İbrahİm Furkan Özdemir was the latest Turkish national to be detained in Israel, which was criticized by Turkish nongovernmental organizations for arbitrary detentions of Turkish nationals amid an ongoing crisis over the status of Jerusalem.
Özdemir, who is the director of the Turkish Culture Center in Jerusalem, which is operated by Turkey's state-run Yunus Emre Institute, was held in detention for about one hour, according to Anadolu Agency (AA). AA reported that "some 20 police officers" stormed Özdemir's house and searched the roof of his residence in the Old City part of Jerusalem late Tuesday. He was brought to David Police Center for questioning before he was released.

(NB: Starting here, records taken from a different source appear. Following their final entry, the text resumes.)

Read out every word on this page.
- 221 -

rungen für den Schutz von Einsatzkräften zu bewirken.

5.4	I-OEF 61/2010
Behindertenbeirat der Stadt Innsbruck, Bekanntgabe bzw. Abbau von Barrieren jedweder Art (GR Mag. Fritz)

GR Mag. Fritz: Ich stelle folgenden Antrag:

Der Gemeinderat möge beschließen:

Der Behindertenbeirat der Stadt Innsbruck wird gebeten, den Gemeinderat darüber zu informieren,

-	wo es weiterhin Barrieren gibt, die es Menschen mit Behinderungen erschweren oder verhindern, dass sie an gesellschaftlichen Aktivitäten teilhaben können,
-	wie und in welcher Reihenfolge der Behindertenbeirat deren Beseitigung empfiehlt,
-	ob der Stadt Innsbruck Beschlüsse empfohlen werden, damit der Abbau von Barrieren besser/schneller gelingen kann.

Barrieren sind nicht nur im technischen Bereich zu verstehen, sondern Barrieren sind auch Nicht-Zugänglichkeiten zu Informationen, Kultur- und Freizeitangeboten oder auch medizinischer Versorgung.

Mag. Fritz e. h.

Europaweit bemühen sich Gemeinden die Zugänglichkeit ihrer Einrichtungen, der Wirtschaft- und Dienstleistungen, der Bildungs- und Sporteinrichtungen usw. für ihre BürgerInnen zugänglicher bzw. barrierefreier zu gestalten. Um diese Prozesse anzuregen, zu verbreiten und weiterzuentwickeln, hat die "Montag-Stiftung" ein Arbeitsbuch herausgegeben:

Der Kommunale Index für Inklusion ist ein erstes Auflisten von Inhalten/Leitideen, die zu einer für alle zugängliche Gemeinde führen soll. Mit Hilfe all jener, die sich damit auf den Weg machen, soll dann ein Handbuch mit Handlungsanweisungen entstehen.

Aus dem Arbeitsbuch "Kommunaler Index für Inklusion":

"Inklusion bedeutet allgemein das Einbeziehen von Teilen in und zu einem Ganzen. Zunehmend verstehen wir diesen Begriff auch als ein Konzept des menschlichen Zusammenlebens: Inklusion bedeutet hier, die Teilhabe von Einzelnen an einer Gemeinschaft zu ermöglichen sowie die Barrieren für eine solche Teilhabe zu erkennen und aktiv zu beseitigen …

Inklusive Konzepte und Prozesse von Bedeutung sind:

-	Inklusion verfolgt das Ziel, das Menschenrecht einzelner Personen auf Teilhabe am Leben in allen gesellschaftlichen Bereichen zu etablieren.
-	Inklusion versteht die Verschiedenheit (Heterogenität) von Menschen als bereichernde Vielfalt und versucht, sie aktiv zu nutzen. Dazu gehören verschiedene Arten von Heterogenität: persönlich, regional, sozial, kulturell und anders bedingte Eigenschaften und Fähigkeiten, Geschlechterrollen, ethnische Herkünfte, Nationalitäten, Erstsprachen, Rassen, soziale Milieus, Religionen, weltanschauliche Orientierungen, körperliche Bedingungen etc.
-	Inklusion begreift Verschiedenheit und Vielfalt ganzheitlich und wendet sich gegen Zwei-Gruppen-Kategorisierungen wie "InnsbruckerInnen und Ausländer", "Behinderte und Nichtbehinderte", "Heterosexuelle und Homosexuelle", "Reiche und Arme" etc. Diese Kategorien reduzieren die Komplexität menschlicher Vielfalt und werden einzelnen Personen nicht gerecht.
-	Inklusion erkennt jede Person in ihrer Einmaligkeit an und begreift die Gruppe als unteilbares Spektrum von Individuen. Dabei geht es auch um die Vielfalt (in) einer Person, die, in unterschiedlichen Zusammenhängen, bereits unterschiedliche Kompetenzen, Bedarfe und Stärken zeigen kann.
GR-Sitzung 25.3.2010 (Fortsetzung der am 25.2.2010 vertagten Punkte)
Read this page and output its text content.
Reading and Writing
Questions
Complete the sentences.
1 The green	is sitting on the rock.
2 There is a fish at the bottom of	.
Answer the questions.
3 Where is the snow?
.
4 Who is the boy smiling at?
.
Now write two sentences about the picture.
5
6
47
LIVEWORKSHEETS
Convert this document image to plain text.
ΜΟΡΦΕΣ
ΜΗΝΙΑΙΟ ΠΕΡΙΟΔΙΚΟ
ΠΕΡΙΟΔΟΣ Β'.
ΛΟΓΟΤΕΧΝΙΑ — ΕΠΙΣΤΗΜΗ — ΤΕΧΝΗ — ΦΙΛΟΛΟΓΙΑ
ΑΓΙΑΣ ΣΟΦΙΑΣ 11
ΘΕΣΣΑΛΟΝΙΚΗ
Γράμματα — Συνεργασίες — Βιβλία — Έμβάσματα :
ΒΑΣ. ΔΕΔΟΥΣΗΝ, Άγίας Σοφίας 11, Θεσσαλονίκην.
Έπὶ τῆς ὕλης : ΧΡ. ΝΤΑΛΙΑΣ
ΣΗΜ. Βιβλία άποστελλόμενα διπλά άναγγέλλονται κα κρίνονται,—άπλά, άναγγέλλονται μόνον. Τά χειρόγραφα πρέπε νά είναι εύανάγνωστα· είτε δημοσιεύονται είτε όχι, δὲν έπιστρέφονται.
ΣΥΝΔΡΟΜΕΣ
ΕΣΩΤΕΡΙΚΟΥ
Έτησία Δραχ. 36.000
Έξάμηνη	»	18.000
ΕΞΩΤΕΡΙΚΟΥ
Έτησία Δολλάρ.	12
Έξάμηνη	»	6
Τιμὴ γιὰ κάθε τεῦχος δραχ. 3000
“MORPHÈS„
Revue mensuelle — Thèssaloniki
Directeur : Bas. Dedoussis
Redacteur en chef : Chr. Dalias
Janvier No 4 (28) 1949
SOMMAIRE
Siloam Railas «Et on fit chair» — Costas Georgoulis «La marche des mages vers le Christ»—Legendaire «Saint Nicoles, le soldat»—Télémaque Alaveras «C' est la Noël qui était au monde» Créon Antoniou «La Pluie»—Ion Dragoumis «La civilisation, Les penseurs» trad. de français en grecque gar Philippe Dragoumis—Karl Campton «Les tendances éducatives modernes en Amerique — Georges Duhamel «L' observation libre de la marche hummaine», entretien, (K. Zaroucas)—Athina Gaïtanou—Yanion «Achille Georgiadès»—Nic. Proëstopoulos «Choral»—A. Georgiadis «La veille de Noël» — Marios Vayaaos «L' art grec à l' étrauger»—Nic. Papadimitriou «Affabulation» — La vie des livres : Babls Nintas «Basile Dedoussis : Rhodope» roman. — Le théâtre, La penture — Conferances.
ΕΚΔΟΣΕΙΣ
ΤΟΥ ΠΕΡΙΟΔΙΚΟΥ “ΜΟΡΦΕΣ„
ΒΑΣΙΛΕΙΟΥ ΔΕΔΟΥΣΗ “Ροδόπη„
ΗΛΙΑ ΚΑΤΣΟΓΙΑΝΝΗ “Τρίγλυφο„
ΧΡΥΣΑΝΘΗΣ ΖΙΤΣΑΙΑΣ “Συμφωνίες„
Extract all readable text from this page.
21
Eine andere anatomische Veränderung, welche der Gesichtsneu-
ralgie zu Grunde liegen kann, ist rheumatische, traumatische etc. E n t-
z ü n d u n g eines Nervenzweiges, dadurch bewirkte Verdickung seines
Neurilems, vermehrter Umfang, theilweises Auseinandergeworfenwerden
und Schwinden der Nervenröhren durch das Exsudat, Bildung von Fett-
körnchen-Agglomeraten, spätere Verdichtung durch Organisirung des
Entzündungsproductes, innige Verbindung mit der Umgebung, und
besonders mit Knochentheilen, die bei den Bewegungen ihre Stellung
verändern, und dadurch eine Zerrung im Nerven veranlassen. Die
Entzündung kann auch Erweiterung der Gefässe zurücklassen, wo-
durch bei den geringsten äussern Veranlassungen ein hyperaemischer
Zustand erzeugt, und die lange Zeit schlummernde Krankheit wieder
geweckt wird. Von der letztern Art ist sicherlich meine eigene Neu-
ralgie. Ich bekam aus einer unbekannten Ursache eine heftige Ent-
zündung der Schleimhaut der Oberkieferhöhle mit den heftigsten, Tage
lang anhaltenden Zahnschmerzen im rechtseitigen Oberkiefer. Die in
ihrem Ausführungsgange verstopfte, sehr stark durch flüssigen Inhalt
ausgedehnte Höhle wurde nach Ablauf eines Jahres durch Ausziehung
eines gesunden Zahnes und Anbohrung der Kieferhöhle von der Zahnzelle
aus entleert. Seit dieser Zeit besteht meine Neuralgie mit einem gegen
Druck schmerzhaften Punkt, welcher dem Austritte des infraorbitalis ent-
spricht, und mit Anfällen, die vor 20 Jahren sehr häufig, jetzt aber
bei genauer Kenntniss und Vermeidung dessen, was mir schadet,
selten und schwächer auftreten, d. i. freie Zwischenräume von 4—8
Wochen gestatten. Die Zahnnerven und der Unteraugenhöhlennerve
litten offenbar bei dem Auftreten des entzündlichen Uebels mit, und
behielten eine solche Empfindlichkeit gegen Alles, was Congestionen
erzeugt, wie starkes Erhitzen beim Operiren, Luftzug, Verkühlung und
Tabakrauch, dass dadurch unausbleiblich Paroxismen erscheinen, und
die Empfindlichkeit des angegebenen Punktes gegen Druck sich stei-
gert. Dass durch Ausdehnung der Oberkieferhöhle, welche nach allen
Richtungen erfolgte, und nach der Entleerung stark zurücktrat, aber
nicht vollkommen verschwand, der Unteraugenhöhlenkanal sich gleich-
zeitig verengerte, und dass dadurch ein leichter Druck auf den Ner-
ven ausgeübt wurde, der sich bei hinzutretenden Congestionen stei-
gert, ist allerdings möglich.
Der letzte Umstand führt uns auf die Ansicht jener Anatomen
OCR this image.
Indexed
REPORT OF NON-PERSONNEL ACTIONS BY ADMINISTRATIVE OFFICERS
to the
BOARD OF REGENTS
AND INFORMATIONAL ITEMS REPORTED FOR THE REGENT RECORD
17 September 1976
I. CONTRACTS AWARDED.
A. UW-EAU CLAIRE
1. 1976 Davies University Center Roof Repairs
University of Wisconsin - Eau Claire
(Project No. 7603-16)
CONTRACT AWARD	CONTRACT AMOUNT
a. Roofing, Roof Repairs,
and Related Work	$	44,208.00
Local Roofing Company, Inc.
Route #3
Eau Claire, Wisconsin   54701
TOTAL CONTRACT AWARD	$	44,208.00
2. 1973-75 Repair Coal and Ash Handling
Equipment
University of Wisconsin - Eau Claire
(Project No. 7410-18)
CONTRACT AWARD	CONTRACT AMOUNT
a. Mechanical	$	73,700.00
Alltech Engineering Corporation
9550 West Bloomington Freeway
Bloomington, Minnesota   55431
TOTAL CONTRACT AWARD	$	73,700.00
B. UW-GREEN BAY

Ankara escalated rhetoric against Israel and the United States after U.S. President Donald Trump announced that it would recognize Jerusalem as capital of Israel last year. The decision sparked outrage in the world and led to mass protests in the Palestinian territories. Israeli security forces have detained several people, including minors, for joining the protests. Several Turkish citizens who visited Al-Aqsa Mosque in solidarity with Palestinians were also briefly held by Israeli forces. Cemil Tekeli, an academic from Medeniyet University in Istanbul, was arrested by Israeli police on Jan.15 at Tel Aviv's Ben Gurion Airport before boarding a flight to Istanbul. His family and a group of protesters staged a rally outside the Israeli Consulate in Istanbul last week, blaming Israel for arbitrarily detaining Tekeli on trumped-up charges of preparing to carry out a terrorist attack. Tekeli still remains in detention after a court ordered an extension of his custody until Feb. 4.
Although Israeli-Turkish relations improved in recent years after a period of tensions over the blockade on Gaza and treatment of Palestinians, Turkish citizens visiting Israel are still subject to random questioning by Israeli authorities. Ahmet Zeki Olaş, who was traveling with Tekeli and deported to Turkey after he was held at the airport, told AA that Turkey's sensitivity for the Palestinian cause is the source of "Israel's wrath." "Turkish visitors are subject to thorough searches at the airport. Israeli officials ask people disturbing questions. Though you are not tortured, you are under psychological pressure while they question you," Olaş said, blaming Israel for doing to Turkish travelers what Turkish authorities do not do to Israeli citizens visiting Turkey. "In my case, they sought to gather intelligence, they asked about people I knew. It is possible that they would treat them as terrorism suspects," he says.
The Israeli embassy in Ankara has not responded to Daily Sabah's questions over the detention of Özdemir at the time Daily Sabah went to print.